Differential diagnosis. Unequivocally recognized from congeners by the dark brown clavus, whitish corium with subapical brown transverse stripe, uniformly pale brown membrane (Figs 1–2), spoon-shaped right paramere without apical process (Figs 8, 11), and C-shaped aedeagus with simple tube-like apex (Figs 5–7). Ambunticoris ochraceus Carvalho, 1981 (Fig. 3) is somewhat similar to the new species in the smooth head without punctures but clearly differs in all other respects including larger size (3.8 mm), uniformly whitish ochraceous coloration, and the male genitalia with two apical flagellate appendages of aedeagus and right paramere with distinct apical process (see Figs 57–59 in CARVALHO 1981). Ambunticoris nigroemboliatus Carvalho, 1981 (Fig. 4) resembles A. sulawesicus in the body size but differs from that species in dark brown head, pronotum and scutellum, whitish yellow hemelytron with narrowly darkened base and embolium, broadly arcuate costal margin, and the right paramere with well differentiated, large apical process (see Fig. 63 in CARVALHO 1981).

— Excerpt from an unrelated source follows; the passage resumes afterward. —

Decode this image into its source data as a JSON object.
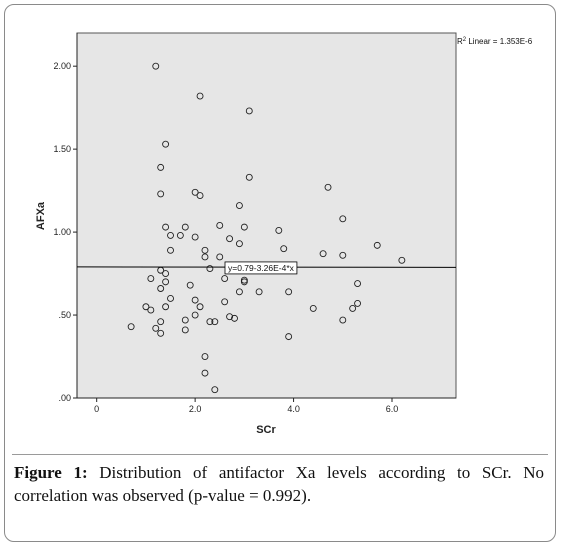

Etymology. Sulawesicus (-a, -um), adjective. The species is named after its type locality, the island of Sulawesi.
Distribution. The species is known from Dumoga-Bone National Park, Sulawesi-Utara
Province, Indonesia.
Reference: Fedor V. KONSTANTINOV & Aurika N. ZINOVJEVA. A new species of Ambunticoris from Sulawesi (Hemiptera: Heteroptera: Miridae). Acta Entomologica Musei Nationalis Pragae, 56 (1), 2016.